Het heeft even geduurd om de verschillende optredens en indrukken van het Rewire Festival (Den Haag, 1-3 april 2016) te verwerken, maar hieronder vind je de hoogtepunten van enkele van onze medewerkers.
Het aanbod van Rewire op de eerste dag was gevarieerd maar wisselend van kwaliteit. Met name het concert van Stargaze in de sfeervolle Grote Kerk, de compositie van Mica Levi bij de film Under The Skin, viel tegen. Prima uitgevoerd, maar de muziek viel tot vervelens toe in herhaling.
Hoogtepunt, wat mij betreft, was het solo-optreden van drummer Gerri Jäger, die zijn kit aangesloten had op een wirwar aan elektronica.
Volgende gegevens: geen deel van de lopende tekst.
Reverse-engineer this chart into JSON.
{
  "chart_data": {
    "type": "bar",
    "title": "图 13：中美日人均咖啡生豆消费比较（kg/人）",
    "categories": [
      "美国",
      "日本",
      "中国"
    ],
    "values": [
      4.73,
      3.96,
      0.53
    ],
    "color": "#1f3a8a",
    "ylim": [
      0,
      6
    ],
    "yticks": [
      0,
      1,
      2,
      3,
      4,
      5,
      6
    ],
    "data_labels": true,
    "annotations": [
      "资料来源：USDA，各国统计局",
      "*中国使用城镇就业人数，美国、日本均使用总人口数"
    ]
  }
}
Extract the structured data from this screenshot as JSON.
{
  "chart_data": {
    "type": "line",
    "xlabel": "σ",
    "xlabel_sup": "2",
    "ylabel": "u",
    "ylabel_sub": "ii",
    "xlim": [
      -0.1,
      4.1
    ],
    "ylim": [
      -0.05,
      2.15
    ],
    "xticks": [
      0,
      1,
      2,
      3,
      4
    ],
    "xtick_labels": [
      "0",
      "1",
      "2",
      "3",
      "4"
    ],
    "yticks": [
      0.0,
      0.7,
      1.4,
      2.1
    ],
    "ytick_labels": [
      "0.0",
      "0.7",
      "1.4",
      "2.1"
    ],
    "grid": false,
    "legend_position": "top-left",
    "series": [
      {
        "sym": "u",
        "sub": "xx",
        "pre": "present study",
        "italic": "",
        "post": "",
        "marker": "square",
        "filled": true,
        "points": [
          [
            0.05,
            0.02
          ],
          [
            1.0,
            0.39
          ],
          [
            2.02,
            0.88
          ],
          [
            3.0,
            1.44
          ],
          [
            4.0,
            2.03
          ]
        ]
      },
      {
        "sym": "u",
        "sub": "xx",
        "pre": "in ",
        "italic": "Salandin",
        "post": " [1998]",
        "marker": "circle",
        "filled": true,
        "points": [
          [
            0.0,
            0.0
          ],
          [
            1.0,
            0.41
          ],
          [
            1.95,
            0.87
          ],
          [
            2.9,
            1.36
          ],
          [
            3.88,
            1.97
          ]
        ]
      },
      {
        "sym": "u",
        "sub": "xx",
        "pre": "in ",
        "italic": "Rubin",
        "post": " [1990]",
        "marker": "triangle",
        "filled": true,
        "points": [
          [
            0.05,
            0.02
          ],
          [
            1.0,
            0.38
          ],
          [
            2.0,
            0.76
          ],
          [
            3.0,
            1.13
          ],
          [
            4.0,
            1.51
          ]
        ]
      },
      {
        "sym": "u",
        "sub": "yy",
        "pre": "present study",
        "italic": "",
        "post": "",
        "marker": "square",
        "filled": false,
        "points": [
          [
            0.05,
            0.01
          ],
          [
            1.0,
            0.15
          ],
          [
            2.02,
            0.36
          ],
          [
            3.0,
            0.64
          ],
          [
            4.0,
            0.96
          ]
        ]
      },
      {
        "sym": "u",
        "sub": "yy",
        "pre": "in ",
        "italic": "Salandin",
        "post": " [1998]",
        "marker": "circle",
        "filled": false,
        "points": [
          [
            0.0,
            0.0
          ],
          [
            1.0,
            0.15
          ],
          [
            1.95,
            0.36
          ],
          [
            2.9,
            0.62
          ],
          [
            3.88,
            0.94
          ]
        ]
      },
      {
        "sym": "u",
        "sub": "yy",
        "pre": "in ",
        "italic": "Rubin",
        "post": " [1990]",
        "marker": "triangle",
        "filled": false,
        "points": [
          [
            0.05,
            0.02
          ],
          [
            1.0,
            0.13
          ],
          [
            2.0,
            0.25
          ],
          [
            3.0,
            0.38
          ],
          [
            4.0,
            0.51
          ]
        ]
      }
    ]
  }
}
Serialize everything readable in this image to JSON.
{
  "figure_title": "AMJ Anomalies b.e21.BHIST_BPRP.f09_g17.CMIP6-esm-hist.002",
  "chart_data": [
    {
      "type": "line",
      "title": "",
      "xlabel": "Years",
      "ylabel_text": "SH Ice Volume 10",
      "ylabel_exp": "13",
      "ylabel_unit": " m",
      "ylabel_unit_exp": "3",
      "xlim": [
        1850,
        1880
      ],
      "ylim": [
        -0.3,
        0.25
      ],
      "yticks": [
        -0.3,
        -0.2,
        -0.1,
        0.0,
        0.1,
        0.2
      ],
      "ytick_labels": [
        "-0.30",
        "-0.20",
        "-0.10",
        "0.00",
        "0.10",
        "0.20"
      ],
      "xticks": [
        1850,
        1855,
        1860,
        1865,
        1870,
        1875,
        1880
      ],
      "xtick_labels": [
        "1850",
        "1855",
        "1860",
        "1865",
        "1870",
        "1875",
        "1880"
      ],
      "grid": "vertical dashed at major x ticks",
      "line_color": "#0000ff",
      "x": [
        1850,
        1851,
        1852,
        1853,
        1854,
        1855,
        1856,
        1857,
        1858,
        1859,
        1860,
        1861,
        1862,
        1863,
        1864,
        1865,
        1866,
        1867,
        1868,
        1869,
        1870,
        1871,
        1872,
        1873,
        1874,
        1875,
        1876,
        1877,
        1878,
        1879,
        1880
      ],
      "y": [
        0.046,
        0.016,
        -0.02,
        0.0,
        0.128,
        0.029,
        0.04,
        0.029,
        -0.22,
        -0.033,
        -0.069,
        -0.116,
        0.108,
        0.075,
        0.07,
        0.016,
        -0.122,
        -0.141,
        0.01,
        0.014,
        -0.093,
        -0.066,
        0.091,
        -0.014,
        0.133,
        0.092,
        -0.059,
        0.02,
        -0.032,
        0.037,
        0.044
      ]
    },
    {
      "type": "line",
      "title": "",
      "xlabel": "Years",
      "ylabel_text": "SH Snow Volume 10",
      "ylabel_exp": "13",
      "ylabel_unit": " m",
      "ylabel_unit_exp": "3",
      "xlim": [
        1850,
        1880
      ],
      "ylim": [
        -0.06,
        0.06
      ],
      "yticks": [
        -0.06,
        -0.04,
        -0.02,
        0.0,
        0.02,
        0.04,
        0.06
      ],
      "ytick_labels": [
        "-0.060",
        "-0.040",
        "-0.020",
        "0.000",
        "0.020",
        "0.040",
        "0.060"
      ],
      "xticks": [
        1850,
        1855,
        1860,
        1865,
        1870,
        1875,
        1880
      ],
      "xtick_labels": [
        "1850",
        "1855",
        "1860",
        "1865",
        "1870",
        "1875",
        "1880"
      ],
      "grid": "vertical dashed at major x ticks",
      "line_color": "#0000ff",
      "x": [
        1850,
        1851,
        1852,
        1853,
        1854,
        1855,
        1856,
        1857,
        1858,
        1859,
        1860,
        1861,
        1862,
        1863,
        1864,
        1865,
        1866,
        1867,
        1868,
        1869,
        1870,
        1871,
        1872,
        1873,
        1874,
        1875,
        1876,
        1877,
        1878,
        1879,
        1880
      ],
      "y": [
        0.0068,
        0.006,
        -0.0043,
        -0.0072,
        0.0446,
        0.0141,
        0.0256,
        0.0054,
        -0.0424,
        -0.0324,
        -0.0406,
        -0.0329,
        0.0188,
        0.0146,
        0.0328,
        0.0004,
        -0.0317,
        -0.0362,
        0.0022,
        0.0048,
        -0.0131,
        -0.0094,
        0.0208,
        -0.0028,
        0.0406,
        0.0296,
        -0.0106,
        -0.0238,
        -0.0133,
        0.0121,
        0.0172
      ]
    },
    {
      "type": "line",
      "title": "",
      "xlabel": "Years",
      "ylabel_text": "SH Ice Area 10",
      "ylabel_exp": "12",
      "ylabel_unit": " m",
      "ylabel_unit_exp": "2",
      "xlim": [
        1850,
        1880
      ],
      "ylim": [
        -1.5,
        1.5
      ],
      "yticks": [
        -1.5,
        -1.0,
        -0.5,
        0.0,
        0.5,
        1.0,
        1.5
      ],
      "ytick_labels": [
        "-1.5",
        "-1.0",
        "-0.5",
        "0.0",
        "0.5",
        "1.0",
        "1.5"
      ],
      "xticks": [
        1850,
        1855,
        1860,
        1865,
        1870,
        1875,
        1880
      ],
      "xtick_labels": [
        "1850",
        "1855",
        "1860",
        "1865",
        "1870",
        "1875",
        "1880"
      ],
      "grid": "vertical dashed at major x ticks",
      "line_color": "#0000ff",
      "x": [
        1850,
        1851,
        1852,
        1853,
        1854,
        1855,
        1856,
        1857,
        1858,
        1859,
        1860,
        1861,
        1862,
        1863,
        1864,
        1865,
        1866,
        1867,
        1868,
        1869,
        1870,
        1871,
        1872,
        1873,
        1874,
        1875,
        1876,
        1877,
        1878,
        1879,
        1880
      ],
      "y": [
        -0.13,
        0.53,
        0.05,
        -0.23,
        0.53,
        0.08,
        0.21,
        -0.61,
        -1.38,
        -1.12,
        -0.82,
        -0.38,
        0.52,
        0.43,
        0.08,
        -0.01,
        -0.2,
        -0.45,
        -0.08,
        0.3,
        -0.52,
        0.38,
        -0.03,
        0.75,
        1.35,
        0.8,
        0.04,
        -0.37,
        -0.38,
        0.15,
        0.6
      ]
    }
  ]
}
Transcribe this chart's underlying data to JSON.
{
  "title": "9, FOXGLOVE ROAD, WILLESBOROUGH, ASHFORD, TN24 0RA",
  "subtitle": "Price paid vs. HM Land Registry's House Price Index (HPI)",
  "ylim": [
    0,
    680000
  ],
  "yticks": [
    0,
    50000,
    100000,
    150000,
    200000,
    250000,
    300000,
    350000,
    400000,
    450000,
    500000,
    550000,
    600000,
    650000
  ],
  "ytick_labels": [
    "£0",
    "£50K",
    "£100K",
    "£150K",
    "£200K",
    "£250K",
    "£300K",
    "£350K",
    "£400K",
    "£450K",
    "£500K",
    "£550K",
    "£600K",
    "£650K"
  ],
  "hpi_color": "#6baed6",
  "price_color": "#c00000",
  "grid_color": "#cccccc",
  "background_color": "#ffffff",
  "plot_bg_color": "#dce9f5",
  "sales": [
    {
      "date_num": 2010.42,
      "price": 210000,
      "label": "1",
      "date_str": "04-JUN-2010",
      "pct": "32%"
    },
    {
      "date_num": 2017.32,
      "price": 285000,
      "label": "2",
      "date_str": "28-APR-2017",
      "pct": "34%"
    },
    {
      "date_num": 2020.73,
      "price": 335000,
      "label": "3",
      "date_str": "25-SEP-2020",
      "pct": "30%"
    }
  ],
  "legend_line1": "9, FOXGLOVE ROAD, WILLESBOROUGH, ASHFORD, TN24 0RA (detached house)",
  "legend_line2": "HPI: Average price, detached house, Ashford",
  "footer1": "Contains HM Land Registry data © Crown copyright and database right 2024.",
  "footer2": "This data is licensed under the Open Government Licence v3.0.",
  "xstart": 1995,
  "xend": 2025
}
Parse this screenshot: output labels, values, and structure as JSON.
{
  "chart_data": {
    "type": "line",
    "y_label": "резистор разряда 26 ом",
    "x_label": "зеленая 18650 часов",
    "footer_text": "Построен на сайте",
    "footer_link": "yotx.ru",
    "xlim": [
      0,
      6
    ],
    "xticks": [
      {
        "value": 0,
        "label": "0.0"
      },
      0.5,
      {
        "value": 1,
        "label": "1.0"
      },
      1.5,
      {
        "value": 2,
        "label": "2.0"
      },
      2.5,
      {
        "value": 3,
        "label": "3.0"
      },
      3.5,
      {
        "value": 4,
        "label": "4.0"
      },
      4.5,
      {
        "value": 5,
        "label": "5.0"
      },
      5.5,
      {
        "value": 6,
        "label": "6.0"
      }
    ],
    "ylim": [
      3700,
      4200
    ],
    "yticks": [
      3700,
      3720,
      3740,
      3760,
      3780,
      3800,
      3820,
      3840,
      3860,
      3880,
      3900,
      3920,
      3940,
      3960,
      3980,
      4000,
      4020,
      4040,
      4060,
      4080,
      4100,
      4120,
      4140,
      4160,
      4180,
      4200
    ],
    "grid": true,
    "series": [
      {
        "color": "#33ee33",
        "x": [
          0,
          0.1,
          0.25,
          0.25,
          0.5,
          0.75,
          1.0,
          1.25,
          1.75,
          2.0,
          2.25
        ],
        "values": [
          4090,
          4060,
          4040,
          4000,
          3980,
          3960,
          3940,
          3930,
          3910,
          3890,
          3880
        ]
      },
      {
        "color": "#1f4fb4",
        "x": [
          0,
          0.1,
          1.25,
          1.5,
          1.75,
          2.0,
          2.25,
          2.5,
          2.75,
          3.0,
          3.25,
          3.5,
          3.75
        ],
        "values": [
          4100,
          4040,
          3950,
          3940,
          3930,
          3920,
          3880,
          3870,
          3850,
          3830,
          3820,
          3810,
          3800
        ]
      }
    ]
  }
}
Het feit dat hij zo goed zijn weg wist te vinden in een opstelling waarin hij vrijwel tegelijkertijd trommels en bekkens bewerkte en de knoppen (én een mini-keyboard) bediende, wekte verbazing en bewondering. Hij vond zelfs tijd om zich tussendoor nog even op het hoofd te krabben. Maar bovenal wist hij met dit vertoon van virtuositeit, en de hulp van geluidstechnicus Sandor Caron, spannende muziek te maken.
Een optreden van de Canadese basgitarist Pierre Alexandre Tremblay in Prins 27 was maar half geslaagd. De elektronische bewerkingen die hij losliet op zijn basgitaar zorgden voor beurtelings etherische en gruizig zwarte klanken. Die aangename verrassing deed hij effectief teniet door een sopraan ten tonele te voeren die zich te buiten mocht gaan aan alle clichés die hedendaagse muziek maar te bieden heeft. (rvp)
Rewire 2016 samenvatten in twee zinnen was dit jaar geen onmogelijke opgave: een strak georganiseerd festival met optredens van hoge kwaliteit en een goede sfeer, maar door het hoge tempo bood het soms net iets te weinig ademruimte om bij te kletsen met bekenden, even door de stad te slenteren of de oren te laten rusten. Desalniettemin was er elke dag een onverwacht hoogtepunt.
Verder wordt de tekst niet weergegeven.